APD and the city recently unveiled initiatives to address the too-routine violence – a 60-day violent crime operation along the Montgomery NE corridor on weekends and expansion of the Southeast Area Command to boost community policing in the International District, where numerous killings have been clustered, to name two.

It’s important Mayor Tim Keller and APD Chief Harold Medina get all hands on deck if residents are to feel safe.

One of the mayor’s signature efforts is outreach and social workers to address crime. Those have promise and value, and his budget includes funding for that new effort separate from APD’s. The mayor’s budget proposal also calls for an $11 million increase for APD to $223 million, or 31% of total general fund spending.

Part of that extra funding should be targeted at improving APD’s abysmal homicide solve rate, which dropped to about 50% in each of the last two calendar years.
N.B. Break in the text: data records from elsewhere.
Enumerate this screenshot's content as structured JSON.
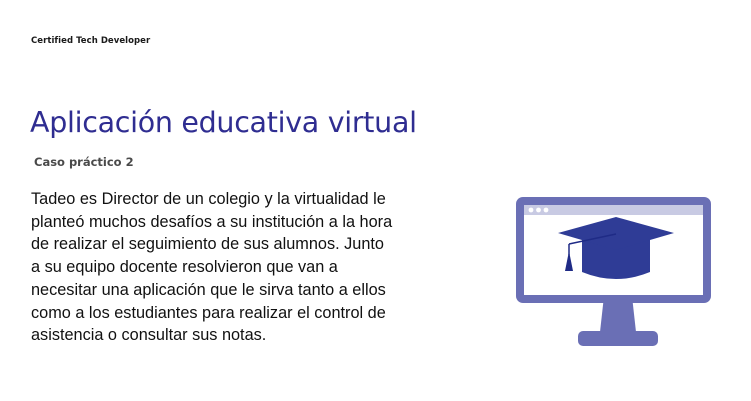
{
  "header": {
    "label": "Certified Tech Developer"
  },
  "slide": {
    "title": "Aplicación educativa virtual",
    "subtitle": "Caso práctico 2",
    "body": "Tadeo es Director de un colegio y la virtualidad le planteó muchos desafíos a su institución a la hora de realizar el seguimiento de sus alumnos. Junto a su equipo docente resolvieron que van a necesitar una aplicación que le sirva tanto a ellos como a los estudiantes para realizar el control de asistencia o consultar sus notas."
  },
  "illustration": {
    "icon": "monitor-graduation-cap-icon",
    "colors": {
      "monitor_frame": "#6a6fb5",
      "screen": "#ffffff",
      "title_bar": "#c8cae3",
      "cap": "#2f3c96",
      "tassel": "#1f2b86"
    }
  }
}
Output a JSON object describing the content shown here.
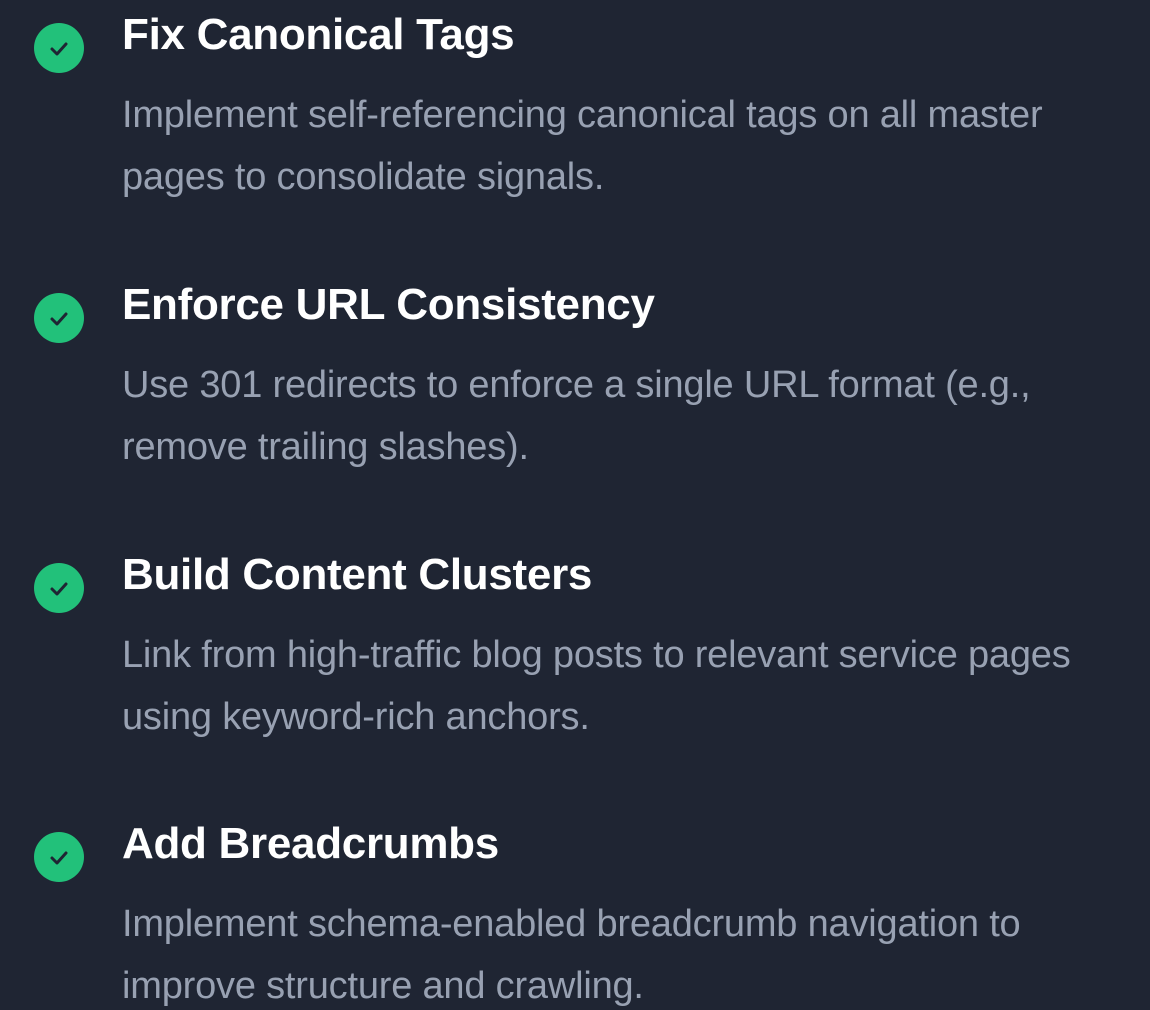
{
  "checklist": {
    "accent_color": "#22c17a",
    "icon": "check-circle-icon",
    "items": [
      {
        "title": "Fix Canonical Tags",
        "description": "Implement self-referencing canonical tags on all master pages to consolidate signals."
      },
      {
        "title": "Enforce URL Consistency",
        "description": "Use 301 redirects to enforce a single URL format (e.g., remove trailing slashes)."
      },
      {
        "title": "Build Content Clusters",
        "description": "Link from high-traffic blog posts to relevant service pages using keyword-rich anchors."
      },
      {
        "title": "Add Breadcrumbs",
        "description": "Implement schema-enabled breadcrumb navigation to improve structure and crawling."
      }
    ]
  }
}
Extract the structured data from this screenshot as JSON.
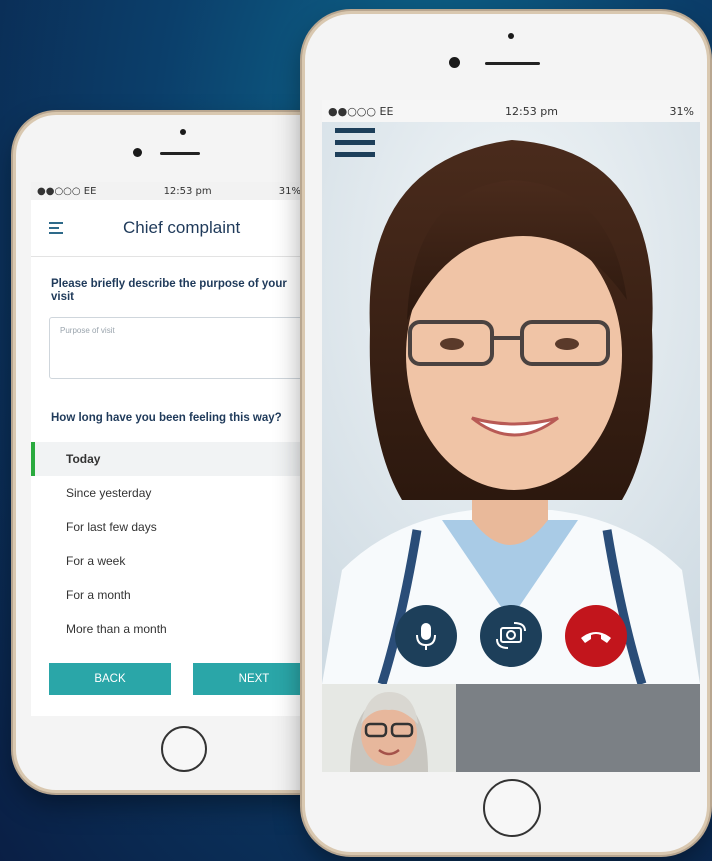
{
  "left_phone": {
    "status": {
      "carrier": "●●○○○ EE",
      "time": "12:53 pm",
      "battery": "31%"
    },
    "header_title": "Chief complaint",
    "question1": "Please briefly describe the purpose of your visit",
    "purpose_placeholder": "Purpose of visit",
    "question2": "How long have you been feeling this way?",
    "options": [
      "Today",
      "Since yesterday",
      "For last few days",
      "For a week",
      "For a month",
      "More than a month"
    ],
    "selected_option": "Today",
    "back_label": "BACK",
    "next_label": "NEXT"
  },
  "right_phone": {
    "status": {
      "carrier": "●●○○○ EE",
      "time": "12:53 pm",
      "battery": "31%"
    },
    "controls": [
      "microphone-icon",
      "switch-camera-icon",
      "end-call-icon"
    ]
  },
  "colors": {
    "accent": "#2aa6a8",
    "selected": "#2aaa3e",
    "end_call": "#c2151c",
    "control": "#1d3f5a"
  }
}
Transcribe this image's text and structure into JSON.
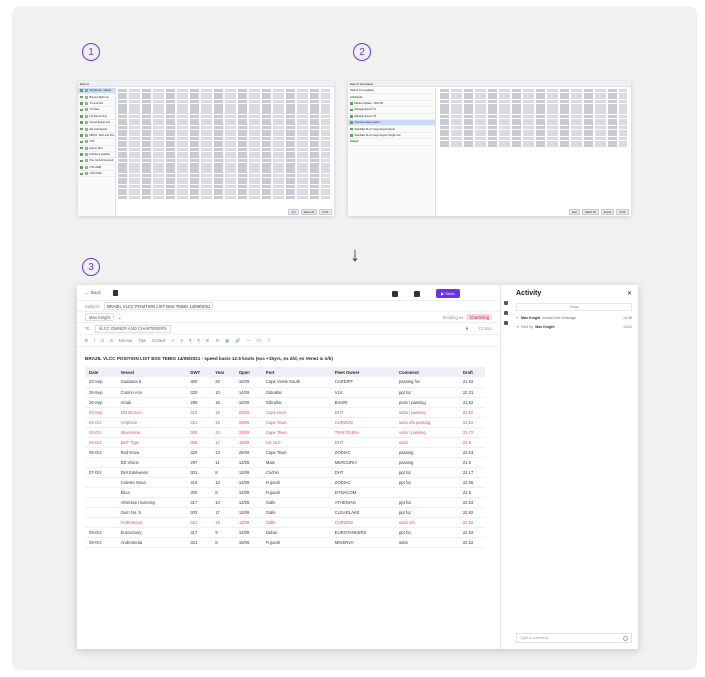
{
  "steps": [
    "1",
    "2",
    "3"
  ],
  "arrow": "↓",
  "colors": {
    "accent": "#6a35e8",
    "alert_red": "#e2486f",
    "faded_pink": "#f0a0b8"
  },
  "export_window": {
    "title": "Export",
    "items": [
      "Simple list - Owner",
      "Bounce Mail List",
      "TC and Pos",
      "TC Dass",
      "Fat Name Only",
      "Period Export List",
      "Ale Last Export",
      "DRCO: Tech and Pos",
      "OTA",
      "Export Test",
      "Full Exec position",
      "Pos. list b/d licensed",
      "OTA 1998",
      "OTA OVAF"
    ],
    "footer_buttons": [
      "A-Z",
      "Select All",
      "XCVL"
    ]
  },
  "templates_window": {
    "title": "Export Templates",
    "search": "Search for templates",
    "group": "Ardahaube",
    "items": [
      "Market Update - VM+TM",
      "Manage Export TC",
      "Manage Export VS",
      "One-line cargo export",
      "Stanbiker M+C Cargo Export Excel",
      "Stanbiker M+C Cargo Export Single row"
    ],
    "group2": "Default",
    "footer_buttons": [
      "New",
      "Select All",
      "Export",
      "XCVL"
    ]
  },
  "composer": {
    "back": "← Back",
    "send": "▶ Send",
    "subject_label": "Subject:",
    "subject": "BRAZIL VLCC POSITION LIST BSS TEBIG 14/09/2021",
    "from": "Max Knight",
    "sending_as_label": "Sending as",
    "sending_as": "Chartering",
    "to_label": "To:",
    "to": "VLCC OWNER AND CHARTERERS",
    "cc": "Cc  Bcc",
    "toolbar": [
      "B",
      "I",
      "U",
      "S",
      "Normal",
      "Tipe",
      "Default",
      "A",
      "A",
      "¶",
      "¶",
      "☰",
      "☰",
      "▦",
      "🔗",
      "—",
      "<>",
      "≡"
    ],
    "heading": "BRAZIL VLCC POSITION LIST BSS TEBIG 14/09/2021 - speed basis 12.5 knots (exc +15yrs, ex d/d, ex Venez & n/b)",
    "columns": [
      "Date",
      "Vessel",
      "DWT",
      "Year",
      "Open",
      "Port",
      "Fleet Owner",
      "Comment",
      "Draft"
    ],
    "rows": [
      {
        "date": "23-Sep",
        "vessel": "Guatania 5",
        "dwt": "300",
        "year": "20",
        "open": "10/09",
        "port": "Cape Verde South",
        "owner": "CARDIFF",
        "comment": "passing foc",
        "draft": "21.62",
        "style": ""
      },
      {
        "date": "26-Sep",
        "vessel": "Cosmo Ace",
        "dwt": "320",
        "year": "10",
        "open": "14/09",
        "port": "Gibraltar",
        "owner": "VLS",
        "comment": "ppt foc",
        "draft": "22.31",
        "style": ""
      },
      {
        "date": "26-Sep",
        "vessel": "Amali",
        "dwt": "299",
        "year": "16",
        "open": "16/09",
        "port": "Gibraltar",
        "owner": "BAHRI",
        "comment": "poss / passing",
        "draft": "21.62",
        "style": ""
      },
      {
        "date": "29-Sep",
        "vessel": "Dht Bronco",
        "dwt": "318",
        "year": "15",
        "open": "23/09",
        "port": "Cape Horn",
        "owner": "DHT",
        "comment": "subs / passing",
        "draft": "22.52",
        "style": "red"
      },
      {
        "date": "02-Oct",
        "vessel": "Amphion",
        "dwt": "321",
        "year": "15",
        "open": "23/09",
        "port": "Cape Town",
        "owner": "CURZON",
        "comment": "subs o/b passing",
        "draft": "22.52",
        "style": "red"
      },
      {
        "date": "03-Oct",
        "vessel": "Silvermine",
        "dwt": "300",
        "year": "23",
        "open": "23/09",
        "port": "Cape Town",
        "owner": "TRAFIGURA",
        "comment": "subs / passing",
        "draft": "21.72",
        "style": "red"
      },
      {
        "date": "04-Oct",
        "vessel": "DHT Tiger",
        "dwt": "306",
        "year": "17",
        "open": "19/09",
        "port": "US GLF",
        "owner": "DHT",
        "comment": "subs",
        "draft": "21.6",
        "style": "red"
      },
      {
        "date": "06-Oct",
        "vessel": "Red Nova",
        "dwt": "320",
        "year": "13",
        "open": "26/09",
        "port": "Cape Town",
        "owner": "ZODIAC",
        "comment": "passing",
        "draft": "22.63",
        "style": ""
      },
      {
        "date": "",
        "vessel": "DS Vision",
        "dwt": "297",
        "year": "11",
        "open": "13/09",
        "port": "Male",
        "owner": "MERCURIA",
        "comment": "passing",
        "draft": "21.5",
        "style": ""
      },
      {
        "date": "07-Oct",
        "vessel": "DHI Edelweiss",
        "dwt": "301",
        "year": "8",
        "open": "13/09",
        "port": "Cochin",
        "owner": "DHT",
        "comment": "ppt foc",
        "draft": "22.17",
        "style": ""
      },
      {
        "date": "",
        "vessel": "Celeste Nova",
        "dwt": "319",
        "year": "13",
        "open": "13/09",
        "port": "Fujurah",
        "owner": "ZODIAC",
        "comment": "ppt foc",
        "draft": "22.66",
        "style": ""
      },
      {
        "date": "",
        "vessel": "Elica",
        "dwt": "300",
        "year": "8",
        "open": "13/09",
        "port": "Fujurah",
        "owner": "DYNACOM",
        "comment": "",
        "draft": "21.5",
        "style": ""
      },
      {
        "date": "",
        "vessel": "Athenian Harmony",
        "dwt": "317",
        "year": "10",
        "open": "13/09",
        "port": "Galle",
        "owner": "ATHENIAN",
        "comment": "ppt foc",
        "draft": "22.63",
        "style": ""
      },
      {
        "date": "",
        "vessel": "Gem No. 5",
        "dwt": "303",
        "year": "17",
        "open": "13/09",
        "port": "Galle",
        "owner": "CLEARLAKE",
        "comment": "ppt foc",
        "draft": "22.82",
        "style": ""
      },
      {
        "date": "",
        "vessel": "Andromeus",
        "dwt": "321",
        "year": "18",
        "open": "13/09",
        "port": "Galle",
        "owner": "CURZON",
        "comment": "subs o/b",
        "draft": "22.52",
        "style": "red"
      },
      {
        "date": "08-Oct",
        "vessel": "Eurovictory",
        "dwt": "317",
        "year": "9",
        "open": "13/09",
        "port": "Dubai",
        "owner": "EUROTANKERS",
        "comment": "ppt foc",
        "draft": "22.52",
        "style": ""
      },
      {
        "date": "09-Oct",
        "vessel": "Andromeda",
        "dwt": "321",
        "year": "8",
        "open": "15/09",
        "port": "Fujurah",
        "owner": "MINERVA",
        "comment": "subs",
        "draft": "22.52",
        "style": ""
      }
    ]
  },
  "activity": {
    "title": "Activity",
    "close": "✕",
    "today": "Today",
    "events": [
      {
        "who": "Max Knight",
        "text": "created the message",
        "time": "14:38"
      },
      {
        "who": "Max Knight",
        "text": "Sent by",
        "time": "14:51"
      }
    ],
    "comment_placeholder": "Type a comment"
  }
}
When half the killers get away with it, it’s hard to discourage others.

There is no question many factors lead to the increase in homicides, including drugs, domestic violence and robberies. And many entities need to be involved to combat it.

Prosecutors need to make cases as strong as possible when charging such suspects – and charge them with the maximum number of crimes so judges have plenty to work with when making pretrial detention decisions. The judiciary and jails need to use their discretion to keep the “worst of the worst” off our streets. But ultimately, residents are looking to Keller and Medina to provide the leadership necessary to make our city a safe place to live.